Preemptive Offer

Definition Of Preemptive Offer

In Silicon Valley homes are often offered for sale with a "suggested" offer date. This provides an easy way for the seller to weigh competing offers against each other and for potential buyers to prepare themselves to make an offer. However, the seller may decide to give a purchase offer consideration before the published date. He is under no obligation to adhere to the "offer date". One type of preemptive offer is simply one that is made before the published offer date. "Caveat emptor" applies to any promoted offer date.

After a seller decides to offer his home for sale, several things are done to get the home ready for sale. In Silicon Valley these activities most often include getting home inspections performed, correcting certain conditions called out by the inspections, preparing initial marketing materials, opening an escrow account, getting a preliminary title report, staging the home, etc. These activities often take three weeks or more. During these three weeks, active agents may learn that the property is going to be offered for sale. They may alert their buyers to see if they are interested in making an offer. Such an offer is sometimes made before the property is listed on the multiple listing service and would be considered another type of preemptive offer.
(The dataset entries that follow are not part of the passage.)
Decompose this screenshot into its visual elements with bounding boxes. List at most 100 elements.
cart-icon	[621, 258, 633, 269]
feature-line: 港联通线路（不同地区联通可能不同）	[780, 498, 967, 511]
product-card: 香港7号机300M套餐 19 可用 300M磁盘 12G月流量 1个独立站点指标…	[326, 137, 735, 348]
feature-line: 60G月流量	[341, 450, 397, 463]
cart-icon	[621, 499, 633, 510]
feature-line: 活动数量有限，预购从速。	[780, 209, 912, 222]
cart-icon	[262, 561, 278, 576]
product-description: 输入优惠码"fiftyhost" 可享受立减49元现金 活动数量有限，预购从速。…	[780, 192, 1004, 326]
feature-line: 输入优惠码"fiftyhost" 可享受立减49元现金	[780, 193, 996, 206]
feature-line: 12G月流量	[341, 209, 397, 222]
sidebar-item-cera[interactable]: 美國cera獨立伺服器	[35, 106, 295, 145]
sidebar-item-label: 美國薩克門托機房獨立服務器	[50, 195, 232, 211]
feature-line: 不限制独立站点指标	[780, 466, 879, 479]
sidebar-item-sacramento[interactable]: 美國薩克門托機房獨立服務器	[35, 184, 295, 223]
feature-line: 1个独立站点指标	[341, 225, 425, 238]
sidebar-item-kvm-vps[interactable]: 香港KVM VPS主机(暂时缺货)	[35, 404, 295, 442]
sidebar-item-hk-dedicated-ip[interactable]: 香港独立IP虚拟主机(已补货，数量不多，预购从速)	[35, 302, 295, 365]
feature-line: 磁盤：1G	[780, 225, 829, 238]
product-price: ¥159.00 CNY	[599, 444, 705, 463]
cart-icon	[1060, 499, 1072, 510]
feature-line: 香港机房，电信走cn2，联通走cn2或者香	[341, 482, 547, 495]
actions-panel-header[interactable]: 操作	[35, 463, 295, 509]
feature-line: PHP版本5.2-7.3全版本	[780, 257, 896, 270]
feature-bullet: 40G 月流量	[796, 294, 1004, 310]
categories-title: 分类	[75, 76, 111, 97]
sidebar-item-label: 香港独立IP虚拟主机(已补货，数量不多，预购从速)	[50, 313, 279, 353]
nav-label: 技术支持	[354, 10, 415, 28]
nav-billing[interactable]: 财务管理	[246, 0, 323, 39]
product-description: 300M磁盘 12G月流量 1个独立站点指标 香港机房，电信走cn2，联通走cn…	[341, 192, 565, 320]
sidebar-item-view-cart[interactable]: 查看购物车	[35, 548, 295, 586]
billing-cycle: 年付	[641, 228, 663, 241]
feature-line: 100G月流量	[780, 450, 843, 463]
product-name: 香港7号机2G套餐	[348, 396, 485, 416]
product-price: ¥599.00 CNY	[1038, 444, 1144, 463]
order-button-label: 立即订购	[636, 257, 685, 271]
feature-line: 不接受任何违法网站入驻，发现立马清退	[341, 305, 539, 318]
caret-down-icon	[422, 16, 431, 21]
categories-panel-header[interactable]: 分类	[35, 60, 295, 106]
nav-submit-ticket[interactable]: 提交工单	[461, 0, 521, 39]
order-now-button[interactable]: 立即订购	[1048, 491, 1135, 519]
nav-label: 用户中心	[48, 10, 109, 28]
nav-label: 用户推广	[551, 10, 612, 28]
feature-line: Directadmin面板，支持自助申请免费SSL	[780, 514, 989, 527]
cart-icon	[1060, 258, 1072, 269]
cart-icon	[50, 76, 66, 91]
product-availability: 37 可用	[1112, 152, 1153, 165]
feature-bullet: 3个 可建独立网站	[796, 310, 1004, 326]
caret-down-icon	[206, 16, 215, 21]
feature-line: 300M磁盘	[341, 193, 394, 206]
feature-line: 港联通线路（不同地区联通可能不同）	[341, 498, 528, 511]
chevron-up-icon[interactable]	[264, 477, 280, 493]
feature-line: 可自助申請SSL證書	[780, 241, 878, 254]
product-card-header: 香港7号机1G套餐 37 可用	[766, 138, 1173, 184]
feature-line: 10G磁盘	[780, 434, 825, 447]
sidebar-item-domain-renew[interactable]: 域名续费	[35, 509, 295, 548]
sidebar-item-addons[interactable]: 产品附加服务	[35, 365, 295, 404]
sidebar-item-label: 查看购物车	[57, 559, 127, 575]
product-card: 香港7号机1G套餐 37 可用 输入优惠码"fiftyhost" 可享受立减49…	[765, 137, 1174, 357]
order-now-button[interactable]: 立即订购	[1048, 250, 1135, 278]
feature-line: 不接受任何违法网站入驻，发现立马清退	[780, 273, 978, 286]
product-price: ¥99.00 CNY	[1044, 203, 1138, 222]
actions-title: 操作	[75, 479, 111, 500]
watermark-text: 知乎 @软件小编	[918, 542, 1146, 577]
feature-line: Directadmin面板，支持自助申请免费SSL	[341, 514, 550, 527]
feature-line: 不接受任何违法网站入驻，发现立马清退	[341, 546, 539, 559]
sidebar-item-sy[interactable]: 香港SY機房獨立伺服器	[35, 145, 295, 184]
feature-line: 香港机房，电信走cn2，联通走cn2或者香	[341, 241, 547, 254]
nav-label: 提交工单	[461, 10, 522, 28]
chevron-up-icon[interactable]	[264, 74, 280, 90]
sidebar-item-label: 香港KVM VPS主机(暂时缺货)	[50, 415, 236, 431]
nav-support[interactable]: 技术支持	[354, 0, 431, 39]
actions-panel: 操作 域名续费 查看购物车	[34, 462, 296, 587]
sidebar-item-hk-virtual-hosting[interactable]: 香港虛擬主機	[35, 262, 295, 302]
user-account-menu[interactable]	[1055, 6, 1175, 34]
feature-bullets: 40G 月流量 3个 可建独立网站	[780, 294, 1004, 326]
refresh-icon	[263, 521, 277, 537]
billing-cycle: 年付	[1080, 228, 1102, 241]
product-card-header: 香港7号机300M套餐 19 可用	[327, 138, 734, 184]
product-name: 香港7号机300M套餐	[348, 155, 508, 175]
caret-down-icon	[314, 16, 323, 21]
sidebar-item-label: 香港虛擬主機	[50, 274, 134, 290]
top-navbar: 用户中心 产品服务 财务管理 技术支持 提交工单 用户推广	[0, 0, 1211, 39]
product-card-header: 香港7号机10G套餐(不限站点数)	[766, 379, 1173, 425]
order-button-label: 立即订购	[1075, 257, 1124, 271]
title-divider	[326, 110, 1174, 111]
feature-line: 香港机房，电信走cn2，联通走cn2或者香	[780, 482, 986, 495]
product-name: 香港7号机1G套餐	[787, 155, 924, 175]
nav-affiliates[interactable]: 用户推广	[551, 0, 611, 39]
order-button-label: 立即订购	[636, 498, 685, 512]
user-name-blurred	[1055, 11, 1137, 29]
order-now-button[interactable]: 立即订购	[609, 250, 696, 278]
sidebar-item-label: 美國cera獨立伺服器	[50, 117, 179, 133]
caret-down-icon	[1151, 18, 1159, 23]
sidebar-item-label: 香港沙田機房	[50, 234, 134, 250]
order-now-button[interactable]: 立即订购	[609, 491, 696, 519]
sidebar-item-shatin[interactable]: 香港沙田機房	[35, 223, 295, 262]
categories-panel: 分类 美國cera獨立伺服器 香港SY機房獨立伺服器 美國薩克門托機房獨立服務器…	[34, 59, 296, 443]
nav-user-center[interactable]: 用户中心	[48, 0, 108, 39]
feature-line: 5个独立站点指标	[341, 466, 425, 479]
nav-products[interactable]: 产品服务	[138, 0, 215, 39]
In both instances, the decision to accept or even consider the preemptive offer is made by the sellers, typically after asking the opinion of their real estate agent. Their real estate agent is required to present any offer to the sellers even if it is received before the offer date.

Preemptive Strategy

For a preemptive offer to be accepted it will have to have a strong appeal to the sellers. Generally, this will mean that the offer has very few contingencies and has a very good purchase price. The sellers will weigh this preemptive offer against their expectations and desires. If the preemptive offer has been crafted to meet the sellers' expectations and desires, the sellers can decide to accept the offer, being under NO obligation to stick to any "offer date".

Unless there are compelling reasons, both the buyers and the sellers will rely heavily on the advice given them by their real estate agents. The buyer has decided to make a compelling offer that minimizes his risk without costing more than necessary. The seller must judge any risks in the offer and weigh the price and terms of the offer against possible future offers. The experience and personal network of their agents is very important in both preparing the offer and deciding whether to accept it.

One of the typical contingencies in a purchase offer which must be weighed is either a loan contingency or an appraisal contingency. Even though the buyer may have been pre-qualified or pre-approved that doesn't guarantee that the mortgage underwriting will approve the loan on that specific property. Both the buyer and the seller must judge whether a loan will be approved and consider any fallback plans if it isn't approved. A major factor is the amount of down payment made.

A possible alternative to a loan contingency is an appraisal contingency. If the appraisal performed by the lender meets the specified value, then the contingency does not prevent the contract from being enforced but provides a degree of risk removal for the buyer.

Another typical contingency is a property inspection. Generally, the seller has performed some property inspections before any offers are received. There may have been some issues found which have an unknown repair cost which may need a specialist to estimate. Again, the experience of the real estate agents and their networks are key to judging the risk.